Wednesday, August 25, 2004

# Posted 2:07 AM by Ariel David Adesnik  

KERRY-IN-CAMBODIA UPDATE: Fred Kaplan, via Tapped, offers the best argument so far on behalf of the proposition that Kerry actually was in Cambodia on Christmas Eve 1968. (Although Glenn Reynolds is far from being persuaded.)

On the other side, Joshua Muravchik argues in the WaPo that Kerry's own journal shows that he was never in Cambodia. I think it's interesting that the WaPo finally ran an op-ed on the Cambodia story after all this time.

Now, if you believe that the whole Cambodia business is just one big lie, then the WaPo's decision reflects the power of the right-wing media to force its agenda onto the mainstream.

By the same token, Tim Russert's decision to grill one of Kerry's top advisers about Cambodia also reflects right-wing power. This transcript from Russert's show suggests that Kerry hasn't even given his top spokesman any solid guidance on the issue:

MR. RUSSERT: ...so we--be clear and give you a chance to respond.
Senator Kerry in '86 on the floor of the Senate: "I remember Christmas of 1968 sitting on a gunboat in Cambodia. I remember what it was like to be shot at by Vietnamese and Khmer Rouge and Cambodians, and have the president of the United States telling the American people that I was not there, the troops were not in Cambodia...I have that memory which is seared--seared--in me."

In '79 in the Boston Herald: "I remember Christmas Eve of 1968
five miles across the Cambodian border being shot at by our South Vietnamese allies who were drunk and celebrating Christmas. The absurdity of almost being killed by our own allies in a country which President Nixon claimed there were no American troops was very real."

First of all, Nixon was not president...

MR. [Tad] DEVINE [Senior advisor to the Kerry campaign]: Right.

MR. RUSSERT: ...in December of '68.


MR. RUSSERT: He didn't take office until January '69. Does Senator Kerry stand by that statement that on Christmas Eve of '68 he was physically in Cambodia?

MR. DEVINE: Right. Well, his memory, Tim, is being there, around there. And I'll tell you what happened on December 25th...

MR. RUSSERT: No--being there or around there?

MR. DEVINE: No, being right at the Cambodian border, over
the Cambodian border. That's what he remembers. That's his clear

What a clear memory. It can't tell the difference between 'there' and 'around there', 'at' and 'over'. Or is that just a matter of nuance, a nuance that was "seared--seared" into the Senator's mind?

OK, OK, enough jokes. On a more substantive note, Fred Kaplan (in the column mentioned above) cites the following passage from Kerry's Vietnam diary to show that he was very close to Cambodia on December 24, 1968:
It was early morning, not yet light.
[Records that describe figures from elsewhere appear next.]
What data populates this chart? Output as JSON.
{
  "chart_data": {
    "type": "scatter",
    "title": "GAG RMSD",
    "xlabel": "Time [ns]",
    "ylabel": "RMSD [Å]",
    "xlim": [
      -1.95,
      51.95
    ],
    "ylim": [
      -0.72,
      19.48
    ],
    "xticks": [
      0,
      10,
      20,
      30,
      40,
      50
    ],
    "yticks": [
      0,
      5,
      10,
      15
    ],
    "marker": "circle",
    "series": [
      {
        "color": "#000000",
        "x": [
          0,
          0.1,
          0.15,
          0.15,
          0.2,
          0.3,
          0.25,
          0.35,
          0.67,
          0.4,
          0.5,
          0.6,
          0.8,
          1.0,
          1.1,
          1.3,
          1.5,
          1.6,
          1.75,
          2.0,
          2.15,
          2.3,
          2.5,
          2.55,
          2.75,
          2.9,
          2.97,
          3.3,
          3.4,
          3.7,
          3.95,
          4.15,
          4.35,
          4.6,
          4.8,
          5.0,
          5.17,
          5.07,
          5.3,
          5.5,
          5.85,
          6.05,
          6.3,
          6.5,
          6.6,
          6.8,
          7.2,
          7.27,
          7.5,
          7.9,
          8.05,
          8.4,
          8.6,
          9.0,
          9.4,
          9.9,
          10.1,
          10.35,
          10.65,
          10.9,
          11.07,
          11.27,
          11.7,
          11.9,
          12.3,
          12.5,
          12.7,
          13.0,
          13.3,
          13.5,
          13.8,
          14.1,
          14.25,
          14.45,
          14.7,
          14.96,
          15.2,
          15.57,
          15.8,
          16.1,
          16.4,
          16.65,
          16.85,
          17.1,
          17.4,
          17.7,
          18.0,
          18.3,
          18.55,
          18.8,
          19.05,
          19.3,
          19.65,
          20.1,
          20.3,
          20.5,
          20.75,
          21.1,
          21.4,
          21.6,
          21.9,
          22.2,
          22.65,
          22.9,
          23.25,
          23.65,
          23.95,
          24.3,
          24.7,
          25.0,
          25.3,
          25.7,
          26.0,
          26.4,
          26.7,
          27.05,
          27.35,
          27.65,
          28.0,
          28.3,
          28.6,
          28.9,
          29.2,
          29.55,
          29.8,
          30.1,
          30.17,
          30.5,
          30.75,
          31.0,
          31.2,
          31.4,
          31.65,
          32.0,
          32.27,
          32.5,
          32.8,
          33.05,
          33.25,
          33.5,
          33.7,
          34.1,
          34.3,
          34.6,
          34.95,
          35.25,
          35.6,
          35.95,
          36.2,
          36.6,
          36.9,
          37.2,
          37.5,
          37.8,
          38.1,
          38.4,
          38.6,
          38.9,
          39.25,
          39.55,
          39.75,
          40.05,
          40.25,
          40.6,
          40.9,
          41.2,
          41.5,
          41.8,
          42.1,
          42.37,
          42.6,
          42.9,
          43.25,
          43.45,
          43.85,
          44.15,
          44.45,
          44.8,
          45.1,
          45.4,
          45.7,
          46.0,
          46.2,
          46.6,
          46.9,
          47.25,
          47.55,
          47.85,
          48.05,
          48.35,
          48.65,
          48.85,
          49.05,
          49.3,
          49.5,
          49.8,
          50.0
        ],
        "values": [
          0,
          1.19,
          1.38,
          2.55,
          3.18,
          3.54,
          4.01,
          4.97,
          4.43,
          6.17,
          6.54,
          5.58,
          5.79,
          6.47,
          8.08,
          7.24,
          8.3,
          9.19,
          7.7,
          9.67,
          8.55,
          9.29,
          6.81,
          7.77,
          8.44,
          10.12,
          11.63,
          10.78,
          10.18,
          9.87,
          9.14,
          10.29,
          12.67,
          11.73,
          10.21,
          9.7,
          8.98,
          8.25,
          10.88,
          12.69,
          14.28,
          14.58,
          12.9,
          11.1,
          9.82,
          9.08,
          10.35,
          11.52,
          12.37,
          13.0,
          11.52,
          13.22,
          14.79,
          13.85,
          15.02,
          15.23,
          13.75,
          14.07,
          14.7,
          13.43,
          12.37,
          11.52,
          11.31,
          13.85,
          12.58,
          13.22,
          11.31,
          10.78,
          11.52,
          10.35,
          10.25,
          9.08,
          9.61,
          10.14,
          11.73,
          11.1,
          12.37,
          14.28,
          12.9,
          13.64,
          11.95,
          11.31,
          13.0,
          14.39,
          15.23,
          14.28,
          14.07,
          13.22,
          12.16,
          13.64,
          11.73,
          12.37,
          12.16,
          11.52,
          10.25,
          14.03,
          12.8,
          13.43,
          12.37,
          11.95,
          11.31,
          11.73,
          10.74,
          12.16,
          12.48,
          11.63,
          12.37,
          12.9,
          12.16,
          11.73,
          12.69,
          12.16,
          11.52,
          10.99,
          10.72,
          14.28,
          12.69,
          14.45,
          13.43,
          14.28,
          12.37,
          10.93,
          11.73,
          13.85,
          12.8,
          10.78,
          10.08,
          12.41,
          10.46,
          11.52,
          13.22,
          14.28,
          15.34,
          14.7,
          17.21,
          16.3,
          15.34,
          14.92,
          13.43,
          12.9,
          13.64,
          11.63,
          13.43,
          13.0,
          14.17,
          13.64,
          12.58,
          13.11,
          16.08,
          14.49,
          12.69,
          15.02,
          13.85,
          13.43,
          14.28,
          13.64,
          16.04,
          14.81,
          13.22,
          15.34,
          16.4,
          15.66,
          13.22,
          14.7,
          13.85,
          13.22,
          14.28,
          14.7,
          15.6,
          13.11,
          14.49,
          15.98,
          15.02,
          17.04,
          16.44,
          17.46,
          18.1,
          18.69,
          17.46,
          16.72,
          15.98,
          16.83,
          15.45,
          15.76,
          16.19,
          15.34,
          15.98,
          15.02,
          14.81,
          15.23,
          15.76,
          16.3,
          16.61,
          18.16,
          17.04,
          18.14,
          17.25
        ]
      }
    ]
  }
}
Ours was the only movement on the river, patrolling near the Cambodian line.
The italics are Kaplan's. But far more interesting than the fact that Kerry was near Cambodia is the fact that he clearly knew that there was a "line" separating it from Vietnam. So much for the confusion about whether Kerry knew he was in Cambodia, let alone "five miles" across the border.

Finally, let's go back Meet the Press and see how Kerry's advisor handled Russert's onslaught:,

MR. DEVINE: Now Tim...Let me tell you what happened on December 24, 1968. John Kerry started that morning 50 miles away from the Cambodian border and they headed towards Cambodia, deep behind enemy lines. First, they were ambushed once. Second, they were fired upon, again in a separate incident. And that night they encountered friendly fire. Three times in one day he was fired upon deep behind enemy lines. And that certainly was seared into
his memory.

And by the way, that's three times more than the president and
the vice president have ever been fired on in the course of their life.

When in doubt, go for the cheapshot. By the way, this is coming from the same advisor who told Russert just minutes earlier that "We want a debate and a campaign about the issues."